Overall the class is moving ahead with a positive mindset. I am pleased to see students helping each other and being particularly careful as they complete their parts of the project. We are all very excited about getting the ROV wet soon! The limnology class provided some good insight into what type of data they are looking to collect. They have some research to complete and we have decided that we will focus on providing them with a baseline mapping of Baylor Lake that they will be able to use for reference later. We are working on sensor development as well but our energies have been focused on our ROV at the moment.
Founded in 1893, Baylor is an independent, coeducational, day and boarding school for 1,050 students in grade 6-12. Located in Chattanooga, Tenn., our boarding students represent 19 countries and 21 states.
Situated on the bank of the Tennessee River, Baylor has access to a truly remarkable water ecosystem.

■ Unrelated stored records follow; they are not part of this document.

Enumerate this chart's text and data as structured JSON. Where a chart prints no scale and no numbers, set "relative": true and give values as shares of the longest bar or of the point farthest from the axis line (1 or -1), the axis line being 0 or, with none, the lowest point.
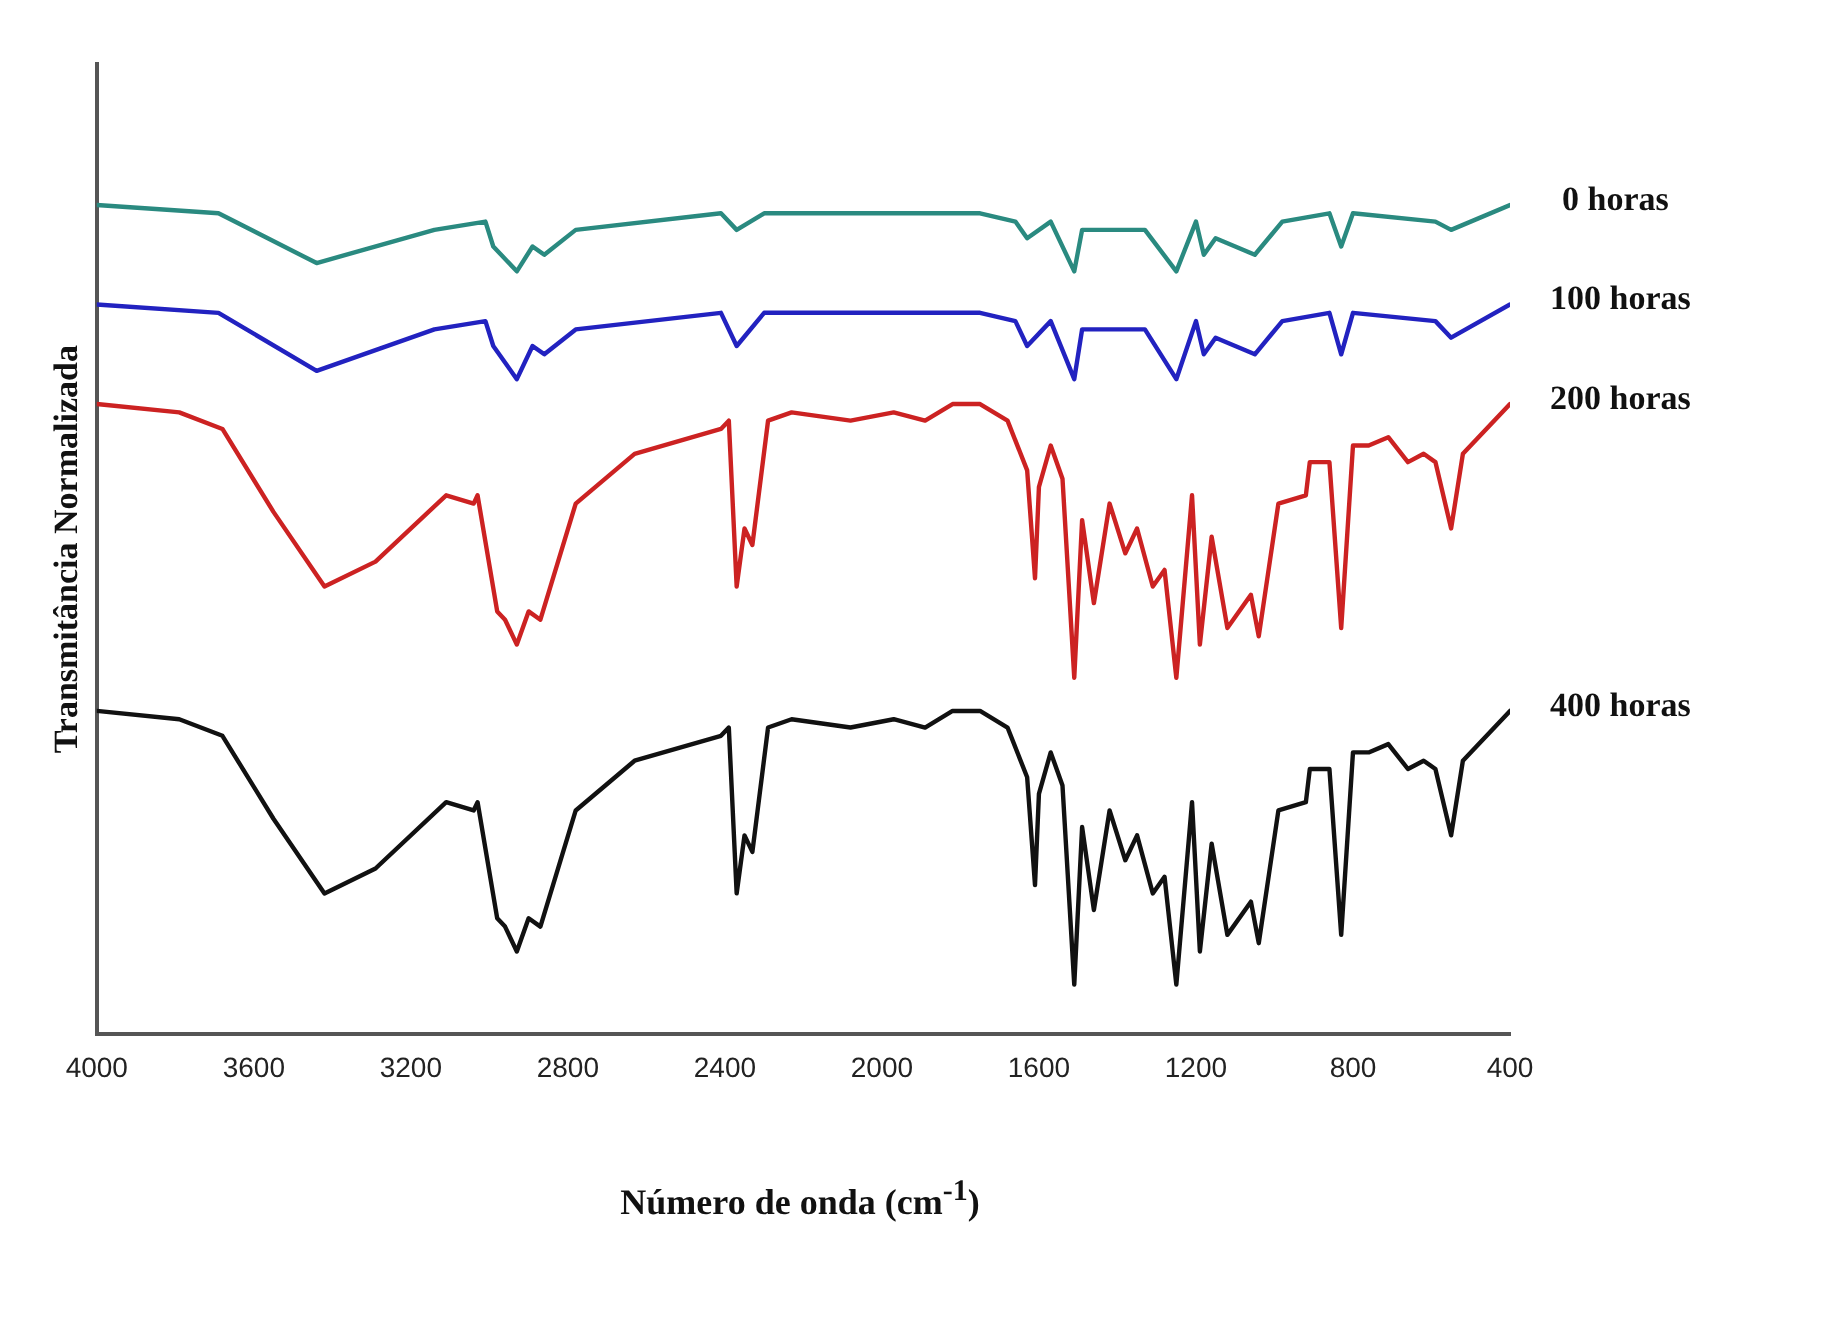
{
  "chart_data": {
    "type": "line",
    "xlabel": "Número de onda  (cm$^{-1}$)",
    "ylabel": "Transmitância Normalizada",
    "relative": true,
    "xlim": [
      4000,
      400
    ],
    "xticks": [
      4000,
      3600,
      3200,
      2800,
      2400,
      2000,
      1600,
      1200,
      800,
      400
    ],
    "grid": false,
    "legend": false,
    "marker": "none",
    "line_style": "solid",
    "series": [
      {
        "name": "0 horas",
        "color": "#2a8a80",
        "x": [
          4000,
          3690,
          3440,
          3140,
          3010,
          2990,
          2930,
          2890,
          2860,
          2780,
          2410,
          2370,
          2300,
          1750,
          1660,
          1630,
          1570,
          1510,
          1490,
          1420,
          1330,
          1250,
          1200,
          1180,
          1150,
          1100,
          1050,
          980,
          860,
          830,
          800,
          590,
          550,
          400
        ],
        "values": [
          1.0,
          0.99,
          0.93,
          0.97,
          0.98,
          0.95,
          0.92,
          0.95,
          0.94,
          0.97,
          0.99,
          0.97,
          0.99,
          0.99,
          0.98,
          0.96,
          0.98,
          0.92,
          0.97,
          0.97,
          0.97,
          0.92,
          0.98,
          0.94,
          0.96,
          0.95,
          0.94,
          0.98,
          0.99,
          0.95,
          0.99,
          0.98,
          0.97,
          1.0
        ]
      },
      {
        "name": "100 horas",
        "color": "#2222c0",
        "x": [
          4000,
          3690,
          3440,
          3140,
          3010,
          2990,
          2930,
          2890,
          2860,
          2780,
          2410,
          2370,
          2300,
          1750,
          1660,
          1630,
          1570,
          1510,
          1490,
          1420,
          1330,
          1250,
          1200,
          1180,
          1150,
          1100,
          1050,
          980,
          860,
          830,
          800,
          590,
          550,
          400
        ],
        "values": [
          0.88,
          0.87,
          0.8,
          0.85,
          0.86,
          0.83,
          0.79,
          0.83,
          0.82,
          0.85,
          0.87,
          0.83,
          0.87,
          0.87,
          0.86,
          0.83,
          0.86,
          0.79,
          0.85,
          0.85,
          0.85,
          0.79,
          0.86,
          0.82,
          0.84,
          0.83,
          0.82,
          0.86,
          0.87,
          0.82,
          0.87,
          0.86,
          0.84,
          0.88
        ]
      },
      {
        "name": "200 horas",
        "color": "#cc2222",
        "x": [
          4000,
          3790,
          3680,
          3550,
          3420,
          3290,
          3110,
          3040,
          3030,
          2980,
          2960,
          2930,
          2900,
          2870,
          2780,
          2630,
          2410,
          2390,
          2370,
          2350,
          2330,
          2290,
          2230,
          2080,
          1970,
          1890,
          1820,
          1750,
          1680,
          1630,
          1610,
          1600,
          1570,
          1540,
          1510,
          1490,
          1460,
          1420,
          1380,
          1350,
          1310,
          1280,
          1250,
          1210,
          1190,
          1160,
          1120,
          1060,
          1040,
          990,
          920,
          910,
          860,
          830,
          800,
          760,
          710,
          660,
          620,
          590,
          550,
          520,
          400
        ],
        "values": [
          0.76,
          0.75,
          0.73,
          0.63,
          0.54,
          0.57,
          0.65,
          0.64,
          0.65,
          0.51,
          0.5,
          0.47,
          0.51,
          0.5,
          0.64,
          0.7,
          0.73,
          0.74,
          0.54,
          0.61,
          0.59,
          0.74,
          0.75,
          0.74,
          0.75,
          0.74,
          0.76,
          0.76,
          0.74,
          0.68,
          0.55,
          0.66,
          0.71,
          0.67,
          0.43,
          0.62,
          0.52,
          0.64,
          0.58,
          0.61,
          0.54,
          0.56,
          0.43,
          0.65,
          0.47,
          0.6,
          0.49,
          0.53,
          0.48,
          0.64,
          0.65,
          0.69,
          0.69,
          0.49,
          0.71,
          0.71,
          0.72,
          0.69,
          0.7,
          0.69,
          0.61,
          0.7,
          0.76
        ]
      },
      {
        "name": "400 horas",
        "color": "#111111",
        "x": [
          4000,
          3790,
          3680,
          3550,
          3420,
          3290,
          3110,
          3040,
          3030,
          2980,
          2960,
          2930,
          2900,
          2870,
          2780,
          2630,
          2410,
          2390,
          2370,
          2350,
          2330,
          2290,
          2230,
          2080,
          1970,
          1890,
          1820,
          1750,
          1680,
          1630,
          1610,
          1600,
          1570,
          1540,
          1510,
          1490,
          1460,
          1420,
          1380,
          1350,
          1310,
          1280,
          1250,
          1210,
          1190,
          1160,
          1120,
          1060,
          1040,
          990,
          920,
          910,
          860,
          830,
          800,
          760,
          710,
          660,
          620,
          590,
          550,
          520,
          400
        ],
        "values": [
          0.39,
          0.38,
          0.36,
          0.26,
          0.17,
          0.2,
          0.28,
          0.27,
          0.28,
          0.14,
          0.13,
          0.1,
          0.14,
          0.13,
          0.27,
          0.33,
          0.36,
          0.37,
          0.17,
          0.24,
          0.22,
          0.37,
          0.38,
          0.37,
          0.38,
          0.37,
          0.39,
          0.39,
          0.37,
          0.31,
          0.18,
          0.29,
          0.34,
          0.3,
          0.06,
          0.25,
          0.15,
          0.27,
          0.21,
          0.24,
          0.17,
          0.19,
          0.06,
          0.28,
          0.1,
          0.23,
          0.12,
          0.16,
          0.11,
          0.27,
          0.28,
          0.32,
          0.32,
          0.12,
          0.34,
          0.34,
          0.35,
          0.32,
          0.33,
          0.32,
          0.24,
          0.33,
          0.39
        ]
      }
    ]
  }
}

In collaboration with the Tennessee River Gorge Trust, Baylor School students are becoming stewards of Williams Island – a 400-acre wilderness within easy rowing distance. The island is already the site for archaeology and ornithology projects as well as recreational pursuits such as camping and fishing. Baylor School also hosts an aquatic summer camp in partnership with the Tennessee Aquarium, funded by the National Science Foundation.
With this project, Baylor looks forward to bringing more of our student learning to the water. We are planning to do an extensive aerial and underwater analysis of Baylor Lake. The lake, located within the boundaries of campus, is affected by rainwater runoff as well as the dam that creates Chickamauga Reservoir. Using remotely controlled devices, we will monitor and compare the lake before, during, and after periods of rain. This documentation will be used by future Baylor students to establish long term records and comparisons of the lake and its conditions.